We have this lens of our mature reality—like a miniature pinhole kaleidoscope through which we try desperately to view the felt-board freedom of our youthful imaginings—and we struggle to see Creation as God meant it to be. Through the struggle and loss and destruction, it can be hard to see God’s reflection.
But it is there—around us and within us. Creation reveals a creative and loving and wondrous God. A God of wisdom and power, of generosity and grace. Reading the Creation story, we hear how God formed the habitats and environments of every thing, and then filled them abundantly with good and beautiful gifts of animals and trees and plants and people…every thing created and ordered and alive with purpose. When we read these words again and sit and reflect on what it really means that we were created to love and serve God, we cannot help but see His creation as good. Even when we cannot always understand the chaos, we know the Creator. We know we are called to emulate that spirit of generosity and grace.
There comes a day for all of us, when that felt-board faith is shaken. When disaster strikes and we find our faith rattled. We catch ourselves, in our jadedness, wondering how we can look out on a wounded world and call it “good”. We long for the day when we were so sure of that truth, the indulgence of our child-like wonderings. We look back and remember what a comfort it was to know the very heavens and earth were created by a God who can do anything and everything and yet decided to create a space for us to love and be loved.
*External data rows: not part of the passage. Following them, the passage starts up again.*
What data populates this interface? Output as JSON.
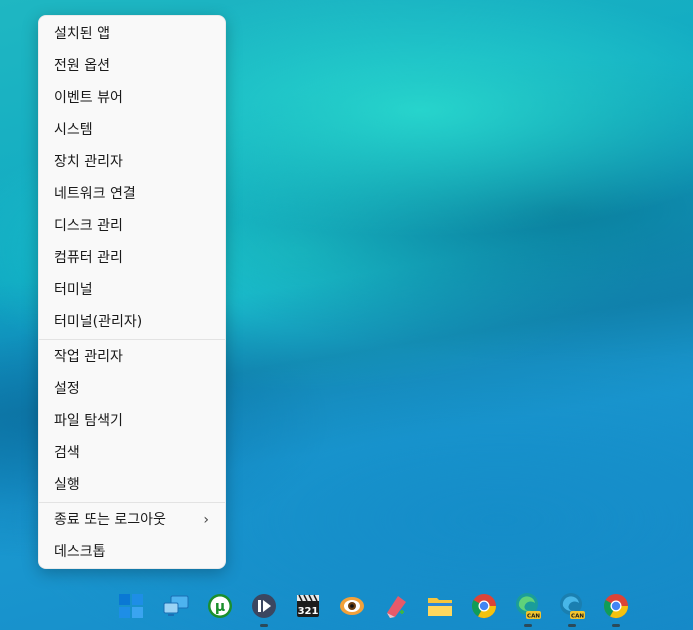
{
  "menu": {
    "items": [
      {
        "label": "설치된 앱"
      },
      {
        "label": "전원 옵션"
      },
      {
        "label": "이벤트 뷰어"
      },
      {
        "label": "시스템"
      },
      {
        "label": "장치 관리자"
      },
      {
        "label": "네트워크 연결"
      },
      {
        "label": "디스크 관리"
      },
      {
        "label": "컴퓨터 관리"
      },
      {
        "label": "터미널"
      },
      {
        "label": "터미널(관리자)"
      },
      {
        "label": "작업 관리자"
      },
      {
        "label": "설정"
      },
      {
        "label": "파일 탐색기"
      },
      {
        "label": "검색"
      },
      {
        "label": "실행"
      },
      {
        "label": "종료 또는 로그아웃",
        "chevron": "›"
      },
      {
        "label": "데스크톱"
      }
    ]
  },
  "taskbar": {
    "icons": [
      {
        "name": "windows-start-icon"
      },
      {
        "name": "remote-desktop-icon"
      },
      {
        "name": "utorrent-icon"
      },
      {
        "name": "media-player-icon"
      },
      {
        "name": "media-player-classic-icon"
      },
      {
        "name": "eye-app-icon"
      },
      {
        "name": "drawing-app-icon"
      },
      {
        "name": "file-explorer-icon"
      },
      {
        "name": "chrome-icon"
      },
      {
        "name": "edge-canary-icon"
      },
      {
        "name": "edge-canary-icon-2"
      },
      {
        "name": "chrome-icon-2"
      }
    ],
    "can_badge": "CAN",
    "utorrent_glyph": "µ",
    "mpc_digits": "321"
  }
}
Science could explain a world that is functional and orderly—but it could not be as miraculous and amazing and beautiful as it is were it not for a creative Creator.
But this is not a one-way story, in which God creates and envisions and provides and cares and loves and we just wait and let the blessings be bestowed upon us. We have received a gift of incomparable price, and that must motivate us to take action to share that same creativity, vision, provision, care, and love in how we take care of everything in God’s creation.
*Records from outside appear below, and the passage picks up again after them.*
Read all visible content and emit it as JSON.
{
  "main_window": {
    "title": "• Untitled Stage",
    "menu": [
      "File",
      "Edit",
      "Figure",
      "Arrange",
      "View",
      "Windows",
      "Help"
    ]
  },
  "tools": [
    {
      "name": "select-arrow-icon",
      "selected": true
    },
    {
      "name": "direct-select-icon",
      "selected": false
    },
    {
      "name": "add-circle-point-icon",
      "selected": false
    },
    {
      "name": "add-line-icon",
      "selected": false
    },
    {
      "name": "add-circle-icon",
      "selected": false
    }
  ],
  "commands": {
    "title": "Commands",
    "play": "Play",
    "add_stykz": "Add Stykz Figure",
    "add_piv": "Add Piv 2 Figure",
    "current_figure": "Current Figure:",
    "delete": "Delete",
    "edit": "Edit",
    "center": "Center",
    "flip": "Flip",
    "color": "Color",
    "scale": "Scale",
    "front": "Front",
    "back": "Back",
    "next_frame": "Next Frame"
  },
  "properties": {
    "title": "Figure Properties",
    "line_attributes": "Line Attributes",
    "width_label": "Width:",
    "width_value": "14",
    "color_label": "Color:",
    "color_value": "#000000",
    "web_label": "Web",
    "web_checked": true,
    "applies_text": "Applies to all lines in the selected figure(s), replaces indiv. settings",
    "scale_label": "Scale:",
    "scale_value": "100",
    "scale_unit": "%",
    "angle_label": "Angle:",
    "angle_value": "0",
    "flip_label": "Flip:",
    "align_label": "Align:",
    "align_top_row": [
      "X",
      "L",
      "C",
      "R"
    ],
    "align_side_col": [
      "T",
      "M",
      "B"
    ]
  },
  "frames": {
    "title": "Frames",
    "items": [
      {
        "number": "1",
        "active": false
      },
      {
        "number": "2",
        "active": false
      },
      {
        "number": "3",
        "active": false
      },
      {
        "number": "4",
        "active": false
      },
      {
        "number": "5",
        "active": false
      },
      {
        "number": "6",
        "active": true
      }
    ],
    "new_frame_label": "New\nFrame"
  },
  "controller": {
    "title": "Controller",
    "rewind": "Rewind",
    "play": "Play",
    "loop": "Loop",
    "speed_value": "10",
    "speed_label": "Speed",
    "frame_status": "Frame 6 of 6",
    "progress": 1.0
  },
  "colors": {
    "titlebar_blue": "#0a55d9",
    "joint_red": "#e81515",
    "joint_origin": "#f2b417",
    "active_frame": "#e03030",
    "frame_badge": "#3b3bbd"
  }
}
What do you remember about learning the Creation story? Did you learn it in that unique pureness of time when openness to the awe-filled message of God’s love and care were all that occupied your mind and heart? How has that grown and changed since you were a child? What feeling did it give you then? What feeling does it give you now? What do you want the children of our church—and all children learning this story for the first time—to ultimately take from it? In what ways does hearing the story again inspire you to action?
Allow the movement of the Holy Spirit within you to take you back to that child. To take you back to your felt-board faith. To take you back to the time when you could hear this story and just accept it, in all its awesome hope. A message of both complex simplicity and simple complexity, but bursting with love and care. We change—but the story doesn’t. Go back to the beginning…make a purposeful effort, not just to enjoy and appreciate the multitude of great gifts of creation that surround you, but to ask God again how God can use you purposefully to help Creation flourish where it is withering. We are not just idle recipients of all that God has created….we are called to construct and preserve, to establish and assist. We are God’s hands and feet in the world, called to live out our blessing as we care for the gifts of earth and of God’s people. It was with a creative and amazing love that God created the heavens and the earth. We are caretakers of the Promise. Filled with child-like hope still blooming in our hearts even when faced with the chaos and calamity of the world around us. Sent out, not to question or condemn, but to build, repair, restore, appreciate, love, and care for that which God called GOOD. May we remember the Beginning, again and again. Amen.